Comment by JakeStone
5 years ago
Hm. I did my first Hacktoberfest last year, and it was fun. I only remember 2 of them.
One was something like build the worst implementation possible of aspects of the .Net framework, but while a joke project, it's been around for a few years, and you actually had to make something that _worked_ and in a reasonable amount of time. It was a fun challenge.
The other one was a bit of a lark, but it led to me and the maintainer having some discussions, working out some code, and then them taking about 2/3 of the PR just because there were constraints that were immutable for them, and neither of us could come up with a viable workaround, and we parted friends.
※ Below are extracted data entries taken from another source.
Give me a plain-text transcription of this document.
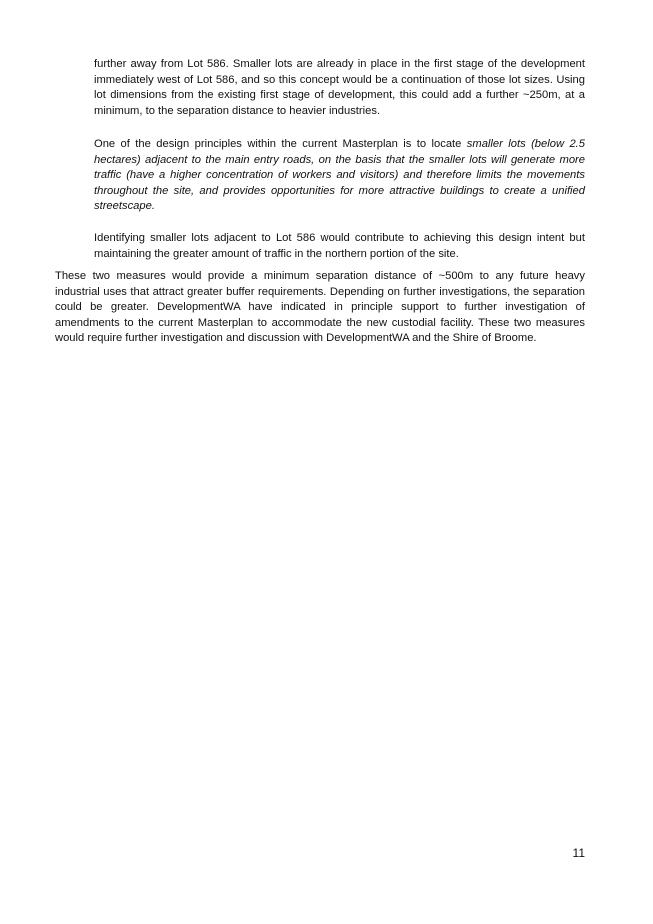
further away from Lot 586. Smaller lots are already in place in the first stage of the development immediately west of Lot 586, and so this concept would be a continuation of those lot sizes. Using lot dimensions from the existing first stage of development, this could add a further ~250m, at a minimum, to the separation distance to heavier industries.

One of the design principles within the current Masterplan is to locate smaller lots (below 2.5 hectares) adjacent to the main entry roads, on the basis that the smaller lots will generate more traffic (have a higher concentration of workers and visitors) and therefore limits the movements throughout the site, and provides opportunities for more attractive buildings to create a unified streetscape.

Identifying smaller lots adjacent to Lot 586 would contribute to achieving this design intent but maintaining the greater amount of traffic in the northern portion of the site.

These two measures would provide a minimum separation distance of ~500m to any future heavy industrial uses that attract greater buffer requirements. Depending on further investigations, the separation could be greater. DevelopmentWA have indicated in principle support to further investigation of amendments to the current Masterplan to accommodate the new custodial facility. These two measures would require further investigation and discussion with DevelopmentWA and the Shire of Broome.

11
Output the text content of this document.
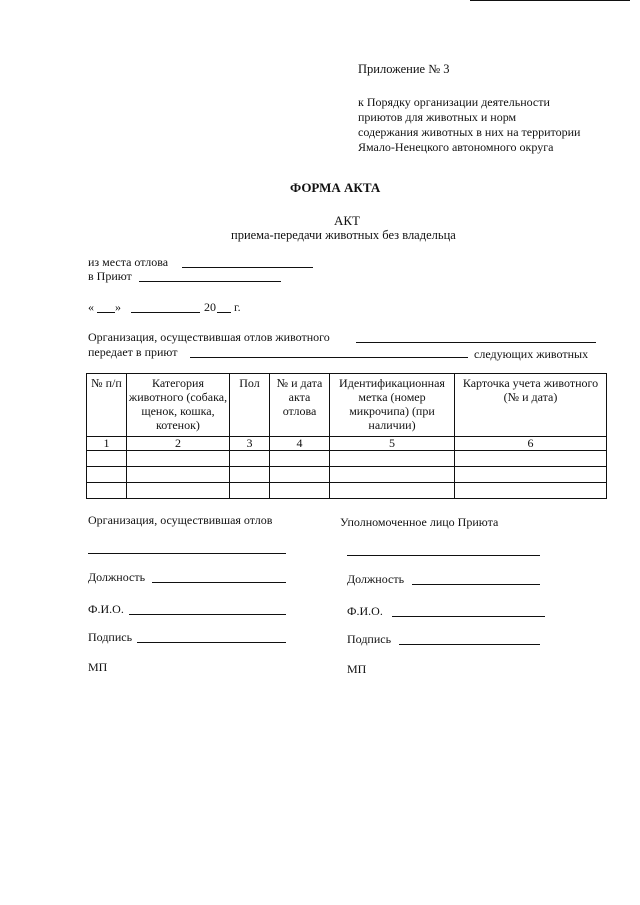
Приложение № 3
к Порядку организации деятельности
приютов для животных и норм
содержания животных в них на территории
Ямало-Ненецкого автономного округа
ФОРМА АКТА
АКТ
приема-передачи животных без владельца
из места отлова
в Приют
« »	20 г.
Организация, осуществившая отлов животного
передает в приют	следующих животных
№ п/п	Категория животного (собака, щенок, кошка, котенок)	Пол	№ и дата акта отлова	Идентификационная метка (номер микрочипа) (при наличии)	Карточка учета животного (№ и дата)
1	2	3	4	5	6

Организация, осуществившая отлов
Должность
Ф.И.О.
Подпись
МП
Уполномоченное лицо Приюта
Должность
Ф.И.О.
Подпись
МП
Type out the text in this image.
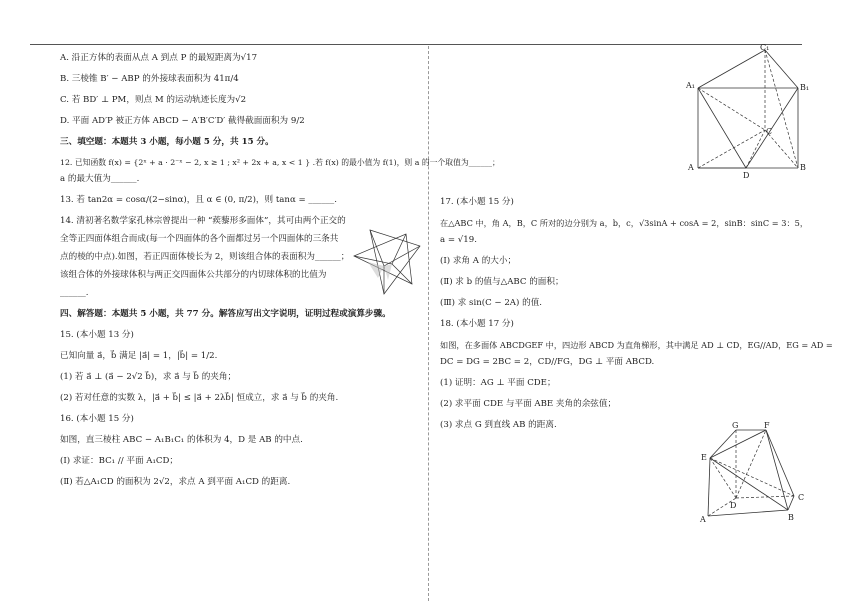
A. 沿正方体的表面从点 A 到点 P 的最短距离为√17
B. 三棱锥 B′ − ABP 的外接球表面积为 41π/4
C. 若 BD′ ⊥ PM，则点 M 的运动轨迹长度为√2
D. 平面 AD′P 被正方体 ABCD − A′B′C′D′ 截得截面面积为 9/2
三、填空题：本题共 3 小题，每小题 5 分，共 15 分。
12. 已知函数 f(x) = {2ˣ + a · 2⁻ˣ − 2, x ≥ 1 ; x² + 2x + a, x < 1 } .若 f(x) 的最小值为 f(1)，则 a 的一个取值为______；
a 的最大值为______.
13. 若 tan2α = cosα/(2−sinα)，且 α ∈ (0, π/2)，则 tanα = ______.
14. 清初著名数学家孔林宗曾提出一种 “蒺藜形多面体”，其可由两个正交的
全等正四面体组合而成(每一个四面体的各个面都过另一个四面体的三条共
点的棱的中点).如图，若正四面体棱长为 2，则该组合体的表面积为______；
该组合体的外接球体积与两正交四面体公共部分的内切球体积的比值为
______.
四、解答题：本题共 5 小题，共 77 分。解答应写出文字说明，证明过程或演算步骤。
15. (本小题 13 分)
已知向量 a⃗，b⃗ 满足 |a⃗| = 1，|b⃗| = 1/2.
(1) 若 a⃗ ⊥ (a⃗ − 2√2 b⃗)，求 a⃗ 与 b⃗ 的夹角；
(2) 若对任意的实数 λ，|a⃗ + b⃗| ≤ |a⃗ + 2λb⃗| 恒成立，求 a⃗ 与 b⃗ 的夹角.
16. (本小题 15 分)
如图，直三棱柱 ABC − A₁B₁C₁ 的体积为 4，D 是 AB 的中点.
(Ⅰ) 求证：BC₁ // 平面 A₁CD；
(Ⅱ) 若△A₁CD 的面积为 2√2，求点 A 到平面 A₁CD 的距离.
17. (本小题 15 分)
在△ABC 中，角 A，B，C 所对的边分别为 a，b，c，√3sinA + cosA = 2，sinB：sinC = 3：5，
a = √19.
(Ⅰ) 求角 A 的大小；
(Ⅱ) 求 b 的值与△ABC 的面积；
(Ⅲ) 求 sin(C − 2A) 的值.
18. (本小题 17 分)
如图，在多面体 ABCDGEF 中，四边形 ABCD 为直角梯形，其中满足 AD ⊥ CD，EG//AD，EG = AD =
DC = DG = 2BC = 2，CD//FG，DG ⊥ 平面 ABCD.
(1) 证明：AG ⊥ 平面 CDE；
(2) 求平面 CDE 与平面 ABE 夹角的余弦值；
(3) 求点 G 到直线 AB 的距离.
C₁
A₁	B₁
C
A
D
B
G	F
E
D
C
A	B
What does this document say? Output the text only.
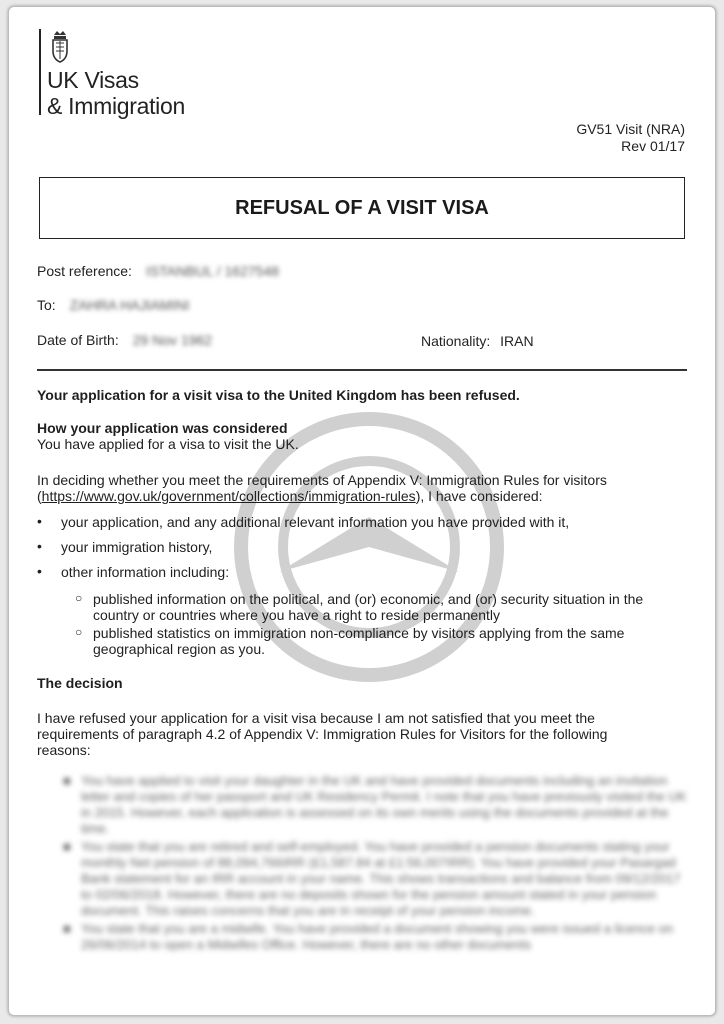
UK Visas
& Immigration
GV51 Visit (NRA)
Rev 01/17
REFUSAL OF A VISIT VISA
Post reference: ISTANBUL / 1627548
To: ZAHRA HAJIAMINI
Date of Birth: 29 Nov 1962	Nationality: IRAN
Your application for a visit visa to the United Kingdom has been refused.
How your application was considered
You have applied for a visa to visit the UK.
In deciding whether you meet the requirements of Appendix V: Immigration Rules for visitors
(https://www.gov.uk/government/collections/immigration-rules), I have considered:
• your application, and any additional relevant information you have provided with it,
• your immigration history,
• other information including:
○ published information on the political, and (or) economic, and (or) security situation in the
country or countries where you have a right to reside permanently
○ published statistics on immigration non-compliance by visitors applying from the same
geographical region as you.
The decision
I have refused your application for a visit visa because I am not satisfied that you meet the
requirements of paragraph 4.2 of Appendix V: Immigration Rules for Visitors for the following
reasons:
■ You have applied to visit your daughter in the UK and have provided documents including an invitation letter and copies of her passport and UK Residency Permit. I note that you have previously visited the UK in 2015. However, each application is assessed on its own merits using the documents provided at the time.
■ You state that you are retired and self-employed. You have provided a pension documents stating your monthly Net pension of 88,094,766IRR (£1,587.84 at £1:56,007IRR). You have provided your Pasargad Bank statement for an IRR account in your name. This shows transactions and balance from 09/12/2017 to 02/06/2018. However, there are no deposits shown for the pension amount stated in your pension document. This raises concerns that you are in receipt of your pension income.
■ You state that you are a midwife. You have provided a document showing you were issued a licence on 26/06/2014 to open a Midwifes Office. However, there are no other documents
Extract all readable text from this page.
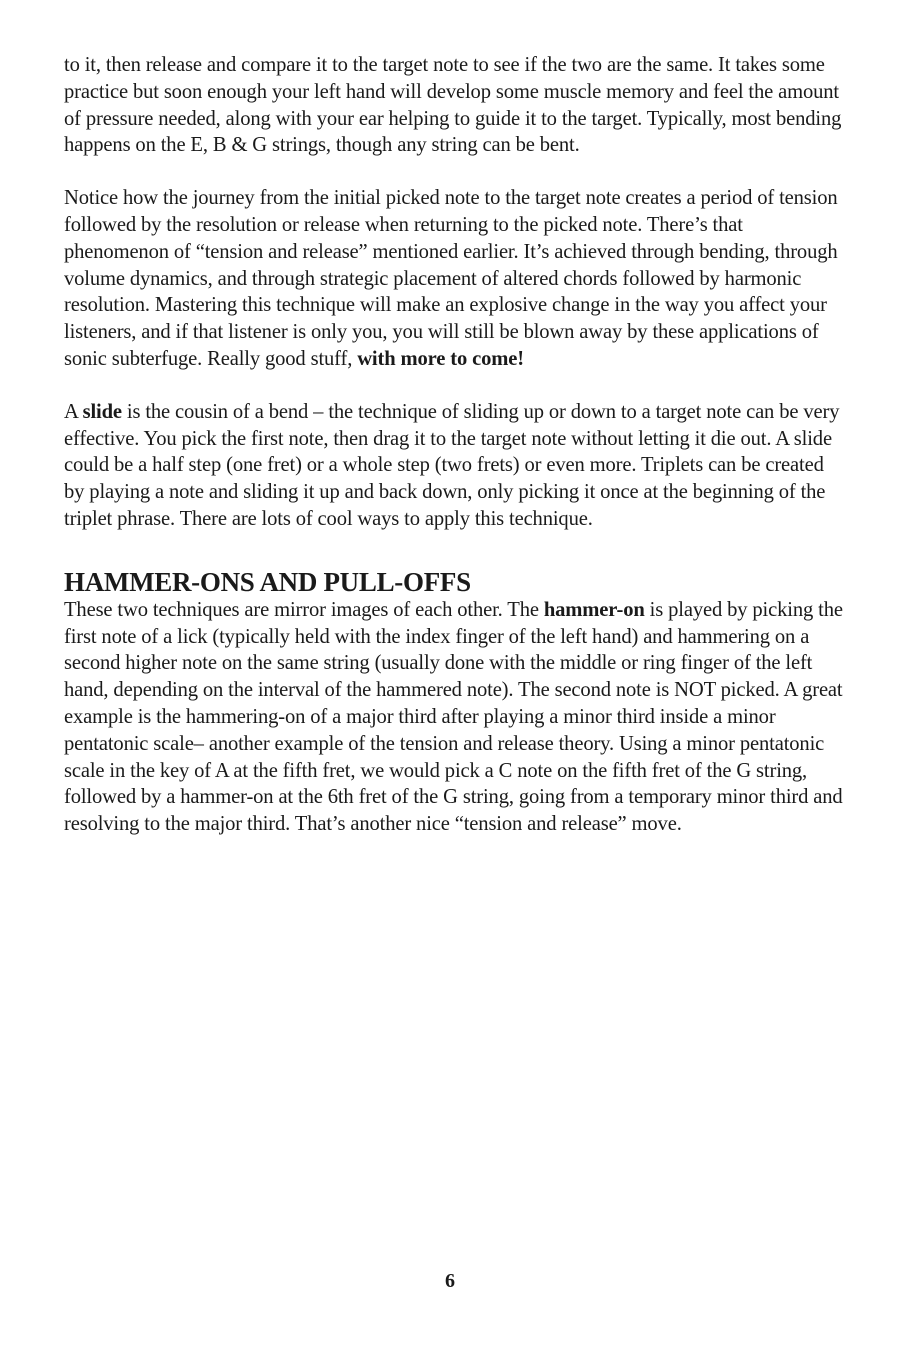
to it, then release and compare it to the target note to see if the two are the same. It takes some practice but soon enough your left hand will develop some muscle memory and feel the amount of pressure needed, along with your ear helping to guide it to the target. Typically, most bending happens on the E, B & G strings, though any string can be bent.

Notice how the journey from the initial picked note to the target note creates a period of tension followed by the resolution or release when returning to the picked note. There’s that phenomenon of “tension and release” mentioned earlier. It’s achieved through bending, through volume dynamics, and through strategic placement of altered chords followed by harmonic resolution. Mastering this technique will make an explosive change in the way you affect your listeners, and if that listener is only you, you will still be blown away by these applications of sonic subterfuge. Really good stuff, with more to come!

A slide is the cousin of a bend – the technique of sliding up or down to a target note can be very effective. You pick the first note, then drag it to the target note without letting it die out. A slide could be a half step (one fret) or a whole step (two frets) or even more. Triplets can be created by playing a note and sliding it up and back down, only picking it once at the beginning of the triplet phrase. There are lots of cool ways to apply this technique.

HAMMER-ONS AND PULL-OFFS

These two techniques are mirror images of each other. The hammer-on is played by picking the first note of a lick (typically held with the index finger of the left hand) and hammering on a second higher note on the same string (usually done with the middle or ring finger of the left hand, depending on the interval of the hammered note). The second note is NOT picked. A great example is the hammering-on of a major third after playing a minor third inside a minor pentatonic scale– another example of the tension and release theory. Using a minor pentatonic scale in the key of A at the fifth fret, we would pick a C note on the fifth fret of the G string, followed by a hammer-on at the 6th fret of the G string, going from a temporary minor third and resolving to the major third. That’s another nice “tension and release” move.

6
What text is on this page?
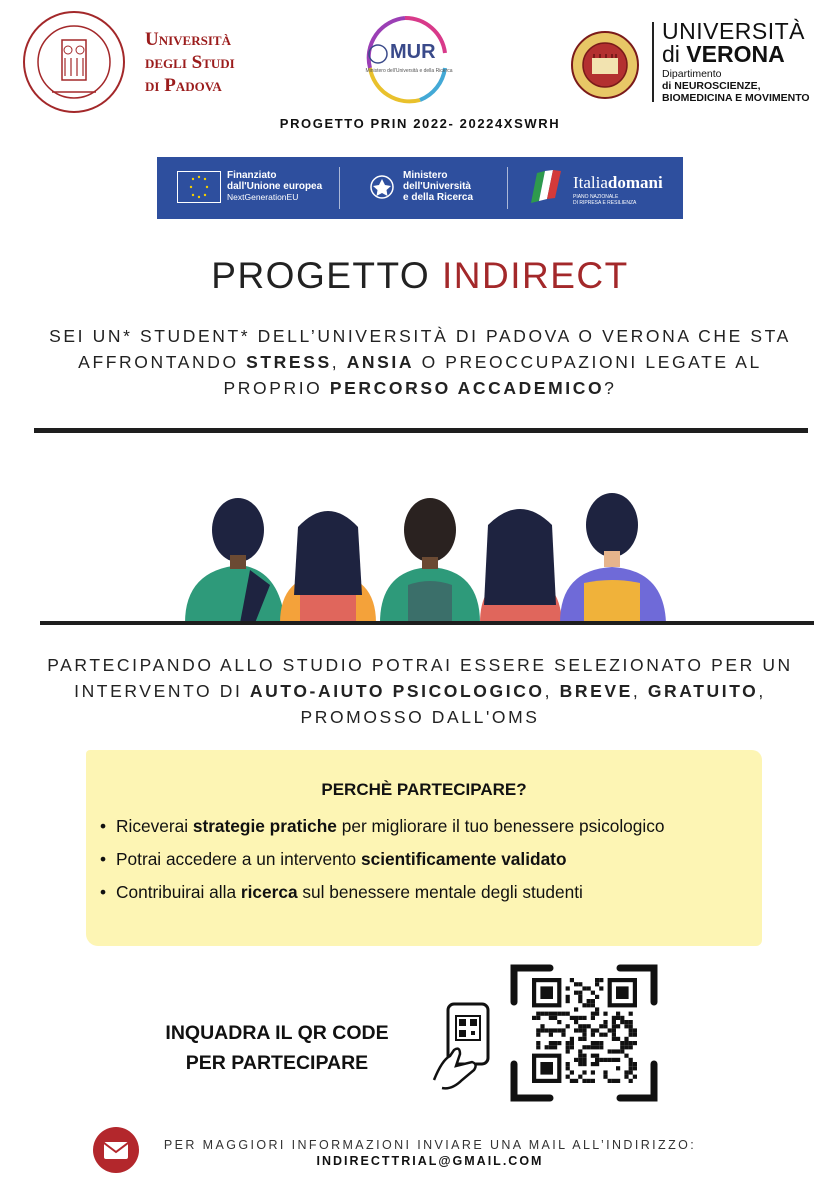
Università
degli Studi
di Padova
MUR
Ministero dell'Università e della Ricerca
UNIVERSITÀ
di VERONA
Dipartimento
di NEUROSCIENZE,
BIOMEDICINA E MOVIMENTO
PROGETTO PRIN 2022- 20224XSWRH
Finanziato
dall'Unione europea
NextGenerationEU
Ministero
dell'Università
e della Ricerca
Italiadomani
PIANO NAZIONALE
DI RIPRESA E RESILIENZA
PROGETTO INDIRECT
SEI UN* STUDENT* DELL’UNIVERSITÀ DI PADOVA O VERONA CHE STA AFFRONTANDO STRESS, ANSIA O PREOCCUPAZIONI LEGATE AL PROPRIO PERCORSO ACCADEMICO?
PARTECIPANDO ALLO STUDIO POTRAI ESSERE SELEZIONATO PER UN INTERVENTO DI AUTO-AIUTO PSICOLOGICO, BREVE, GRATUITO, PROMOSSO DALL'OMS
PERCHÈ PARTECIPARE?
• Riceverai strategie pratiche per migliorare il tuo benessere psicologico
• Potrai accedere a un intervento scientificamente validato
• Contribuirai alla ricerca sul benessere mentale degli studenti
INQUADRA IL QR CODE
PER PARTECIPARE
PER MAGGIORI INFORMAZIONI INVIARE UNA MAIL ALL’INDIRIZZO:
INDIRECTTRIAL@GMAIL.COM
This is something that should be fun/interesting, and presumably, adding to the open source community. The T-shirt is a cool idea, but I think I ended up doing 7 or 8 of them just because I had gotten into the mode of "I'll just skim through the list of open projects and provide some real help while I have some free time."
Maybe it's time to make it opt-in. Register your projects with DO and Hacktoberfest, and those will be the only ones that get counted. Assumption being though that if you sign up your projects, you're going to stay up to speed on PRs and merge or mark as spam in a reasonable amount of time.
I tend to take a different approach. I'll hope on one of the Discord servers I'm on, and ask if anyone is working on anything and needs help.
I like incremental games so I usually end up helping out people who are new to making them add things like save systems, or sprucing up their CSS so everything aligns better.
Sure it's not as grand as contributing to something used by a ton of people, but I'm not sure I'm good enough to be able to do that.